Pemerintah terus upayakan atasi banjir di Padang Pariaman akibat luapan sungai

Parik Malintang (ANTARA) - Bupati Padang Pariaman, Sumatera Barat John Kenedy Azis mengatakan pemerintah terus mengupayakan mengatasi banjir yang kerap menimpa kawasan Kecamatan Ulakan Tapakih akibat meluapnya sungai Batang Ulakan ketika terjadi hujan dengan intensitas tinggi di hulu.
"Kami tidak pernah berhenti memikirkan persoalan banjir di Ulakan ini.
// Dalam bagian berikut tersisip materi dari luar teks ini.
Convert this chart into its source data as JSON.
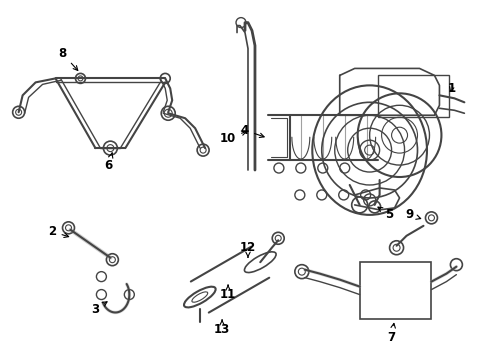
{
  "bg_color": "#ffffff",
  "line_color": "#444444",
  "label_color": "#000000",
  "label_fontsize": 8.5,
  "fig_width": 4.89,
  "fig_height": 3.6,
  "dpi": 100,
  "xlim": [
    0,
    489
  ],
  "ylim": [
    0,
    360
  ]
}
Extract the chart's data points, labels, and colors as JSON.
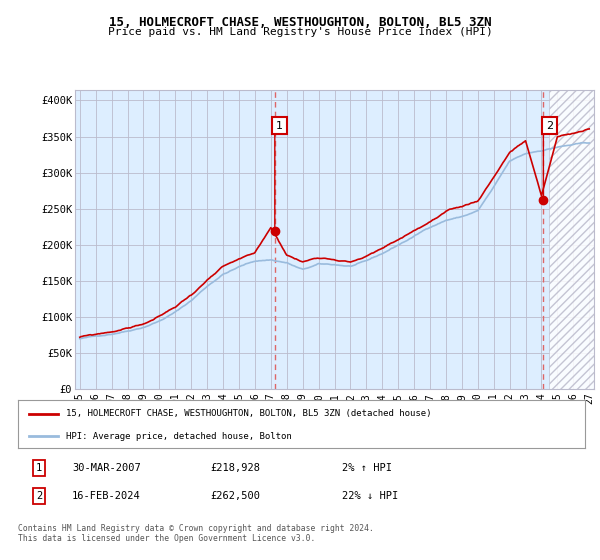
{
  "title": "15, HOLMECROFT CHASE, WESTHOUGHTON, BOLTON, BL5 3ZN",
  "subtitle": "Price paid vs. HM Land Registry's House Price Index (HPI)",
  "ylabel_ticks": [
    "£0",
    "£50K",
    "£100K",
    "£150K",
    "£200K",
    "£250K",
    "£300K",
    "£350K",
    "£400K"
  ],
  "ytick_values": [
    0,
    50000,
    100000,
    150000,
    200000,
    250000,
    300000,
    350000,
    400000
  ],
  "ylim": [
    0,
    415000
  ],
  "house_color": "#cc0000",
  "hpi_color": "#99bbdd",
  "vline_color": "#dd6666",
  "chart_bg": "#ddeeff",
  "annotation1": {
    "x_year": 2007.25,
    "price": 218928,
    "label": "1"
  },
  "annotation2": {
    "x_year": 2024.12,
    "price": 262500,
    "label": "2"
  },
  "legend1": "15, HOLMECROFT CHASE, WESTHOUGHTON, BOLTON, BL5 3ZN (detached house)",
  "legend2": "HPI: Average price, detached house, Bolton",
  "table_row1": [
    "1",
    "30-MAR-2007",
    "£218,928",
    "2% ↑ HPI"
  ],
  "table_row2": [
    "2",
    "16-FEB-2024",
    "£262,500",
    "22% ↓ HPI"
  ],
  "footnote": "Contains HM Land Registry data © Crown copyright and database right 2024.\nThis data is licensed under the Open Government Licence v3.0.",
  "xmin": 1994.7,
  "xmax": 2027.3,
  "hatch_start": 2024.5,
  "bg_color": "#ffffff",
  "grid_color": "#bbbbcc"
}
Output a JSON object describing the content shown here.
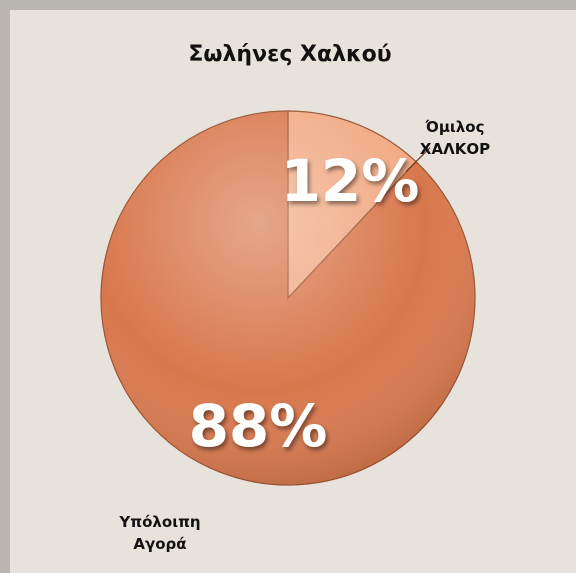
{
  "chart_data": {
    "type": "pie",
    "title": "Σωλήνες Χαλκού",
    "categories": [
      "Όμιλος ΧΑΛΚΟΡ",
      "Υπόλοιπη Αγορά"
    ],
    "values": [
      12,
      88
    ],
    "value_labels": [
      "12%",
      "88%"
    ],
    "colors": [
      "#f1aa84",
      "#d8774c"
    ]
  }
}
Saat ini dua ekskavator bekerja di muara untuk menormalisasi sungai khususnya muara Batang Ulakan, mereka bekerja sejak awal ramadan," kata Bupati Padang Pariaman John Kenedy Azis di Parik Malintang, Minggu.
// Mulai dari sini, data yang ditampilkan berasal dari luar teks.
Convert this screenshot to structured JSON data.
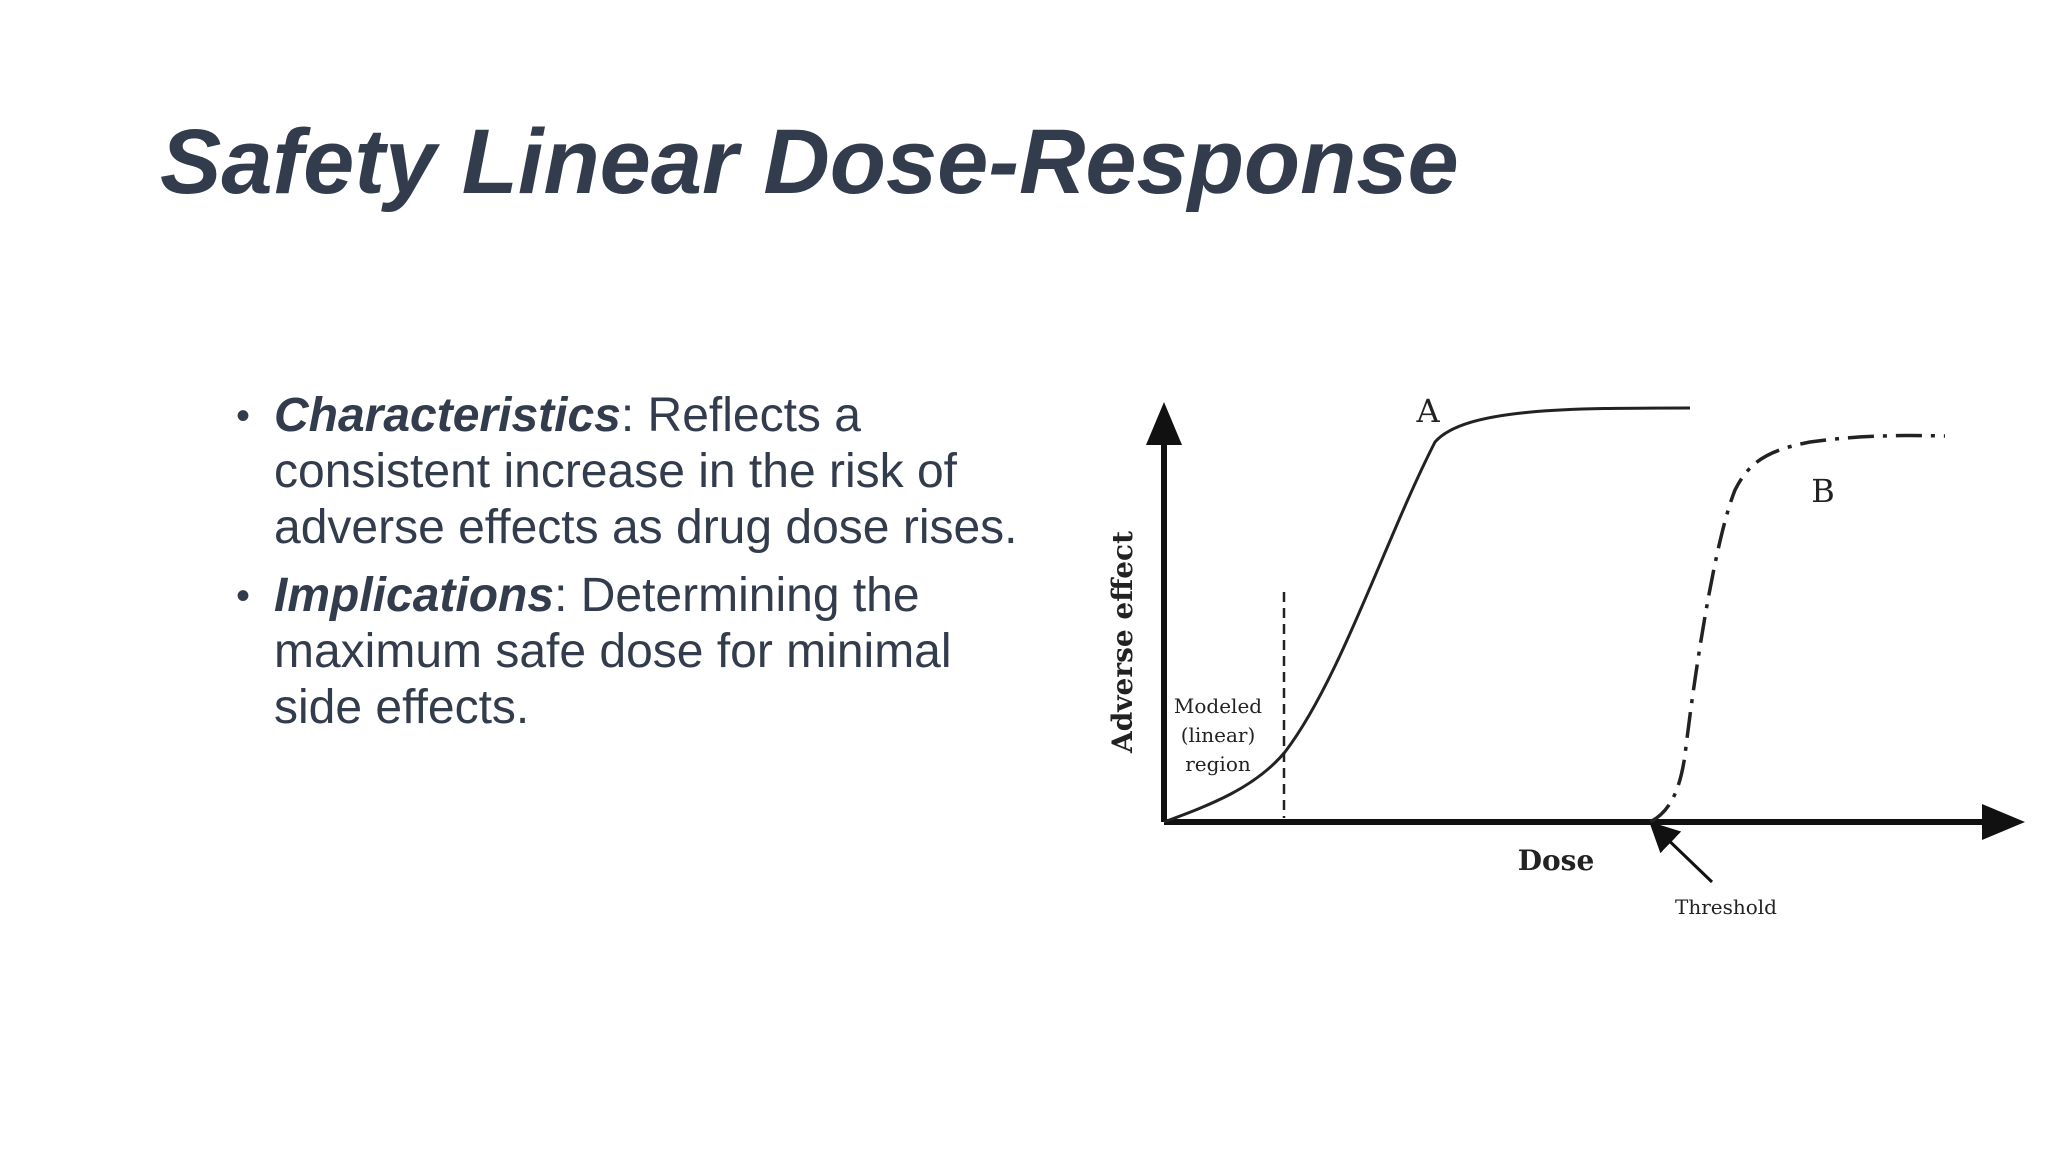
{
  "slide": {
    "title": "Safety Linear Dose-Response",
    "bullets": [
      {
        "term": "Characteristics",
        "text": ": Reflects a consistent increase in the risk of adverse effects as drug dose rises."
      },
      {
        "term": "Implications",
        "text": ": Determining the maximum safe dose for minimal side effects."
      }
    ]
  },
  "figure": {
    "ylabel": "Adverse effect",
    "xlabel": "Dose",
    "curve_a_label": "A",
    "curve_b_label": "B",
    "region_label_line1": "Modeled",
    "region_label_line2": "(linear)",
    "region_label_line3": "region",
    "threshold_label": "Threshold"
  }
}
Ia mengatakan langkah tersebut sebagai upaya meminimalisir potensi banjir sehingga ketika hujan kembali menerpa daerah itu maupun hulu sungai maka air tidak meluap ke permukiman warga.
Ia menyampaikan tahun lalu Pemkab Padang Pariaman bersama sejumlah pihak di daerah itu telah berupaya membersihkan tepi sungai dari pohon-pohon, kayu mati, dan sampah serta membuka muara yang tertutup pasir.
Gotong royong tersebut, lanjutnya membuahkan hasil karena beberapa bulan setelahnya bencana banjir tidak lagi menimpa kawasan itu meskipun hujan lebat menimpa Padang Pariaman dengan durasi relatif lama.
Namun, lanjutnya bencana hidrometeorologi yang terjadi mulai dari akhir November 2025 diluar kemampuan manusia karena intensitas air hujan tinggi sehingga banjir kembali terjadi di Ulakan Tapakih dan sejumlah kecamatan lainnya. Kini, kata dia pemerintah kembali mengupayakan antisipasi banjir dengan melakukan normalisasi sungai.
"Tetapi kami membutuhkan bantuan dan dukungan dari niniak mamak dan tokoh masyarakat, agar warga yang tanahnya di tepi sungai mau menghibahkan lahannya untuk normalisasi ini," ujarnya.
Menurutnya sungai tersebut harus dibuka dengan baik serta tidak memiliki banyak kelok karena hal itu yang menjadikan salah satu penyebab banjir karena aliran air tidak lancar.
Sebelumnya, Badan Nasional Penanggulangan Bencana (BNPB) menyebut sebanyak 1.824 warga yang terdiri dari 608 Kepala Keluarga (KK) di Kabupaten Padang Pariaman, Sumatera Barat (Sumbar), terdampak banjir menyusul intensitas curah hujan tinggi sejak Sabtu (22/11) hingga Minggu (23/11).
"Luapan air menggenangi permukiman warga di beberapa kecamatan dan nagari di Kabupaten Padang Pariaman, Provinsi Sumbar," kata Kepala Pusat Data, Informasi dan Komunikasi Kebencanaan BNPB Abdul Muhari melalui keterangan tertulisnya di Padang.
Berdasarkan data yang dihimpun BNPB tercatat empat sungai yang meluap, imbas tingginya intensitas curah hujan. Keempat sungai itu yakni Sungai Batang Anai, Batang Ulakan, Batang Lubuak, dan Batang Kamumuan, yang berdampak pada tujuh kecamatan dan 14 nagari.